The organizers tried to find someone the students would be really interested in listening to. “The students I've talked to are all very involved with Vinted, using it on a daily basis,” she says. According to her, it’s a good example of how recycling can naturally be integrated into our way of living. That way, it becomes something normal to do. “At the Green Office, it's our purpose to implement these more sustainable practices in our daily lives.”

Mental well-being

After last year's success, organizers came up with another workshop on climate anxiety this year. “This is especially for students who have been involved in sustainability for some time and are feeling a little anxious about how to deal with this big issue of climate change,” she explains.

“This workshop helps you come to terms with it and also gives you concrete pointers on how to make changes yourself without being too stressed.” Mental well-being is also something GO Green Office stands for. “After all, this goes hand in hand with sustainability.

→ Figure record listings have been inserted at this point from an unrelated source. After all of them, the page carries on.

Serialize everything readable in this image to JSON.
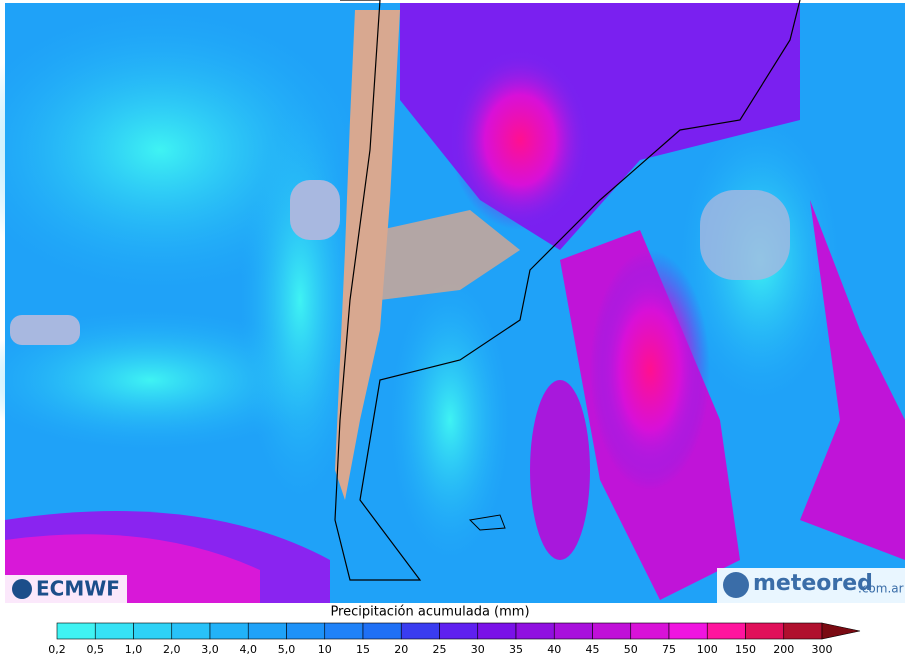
{
  "logos": {
    "left": "ECMWF",
    "right": {
      "name": "meteored",
      "domain": ".com.ar"
    }
  },
  "legend": {
    "title": "Precipitación acumulada (mm)",
    "ticks": [
      {
        "value": 0.2,
        "label": "0,2"
      },
      {
        "value": 0.5,
        "label": "0,5"
      },
      {
        "value": 1,
        "label": "1,0"
      },
      {
        "value": 2,
        "label": "2,0"
      },
      {
        "value": 3,
        "label": "3,0"
      },
      {
        "value": 4,
        "label": "4,0"
      },
      {
        "value": 5,
        "label": "5,0"
      },
      10,
      15,
      20,
      25,
      30,
      35,
      40,
      45,
      50,
      75,
      100,
      150,
      200,
      300
    ],
    "colors": [
      "#3ff3f3",
      "#36e2f5",
      "#2ed2f6",
      "#28c2f8",
      "#22b2f8",
      "#1fa2f8",
      "#1e92f8",
      "#1f82f8",
      "#1f70f5",
      "#3a3cf0",
      "#5f20f0",
      "#7a12e8",
      "#9010e0",
      "#a810dc",
      "#c010d8",
      "#d812d8",
      "#f014e0",
      "#ff149e",
      "#e0105a",
      "#b0102e"
    ],
    "extend_color": "#7a0a12"
  }
}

And if you worry a lot about climate change, that's not good for your health.”

Practical approach

This year, the program is more focused on practical things, like the clothing repair café and bike repair workshop. “These will help you prolong the life of the objects you own, which is exactly what sustainability is about,” Kähari says. With this more practical and technical approach, the organizers wanted to make sure the program would align well with students’ interests and needs.

“We don’t want to lecture them about sustainability for a whole week. We just try to showcase to students how sustainability can become a natural part of their lives and to give them something they can use right away.”

Although the students are the main target group, the staff can also take part in all of the activities on campus. There will even be a number of staff-only events, including a networking lunch on sustainability. According to the organizers, the program is low-threshold and suitable for everyone. “If you are thinking about joining the Green Week, you don't have to be scared about maybe not being very familiar with sustainability. For most of the events, you don't need any prior experience.”

With this year’s edition, which is bigger and far more collaborative and involves a lot more parties, the Green Week is set to become something that can no longer be ignored, the organizers believe. Ong: “You can see how this sustainable mindset is growing and the Green Week is only getting more established.” However, his ultimate dream is quite the opposite. “I guess the goal is for there not to be a Green Week anymore, as this would mean the good practices have become so natural that it’s no longer needed.”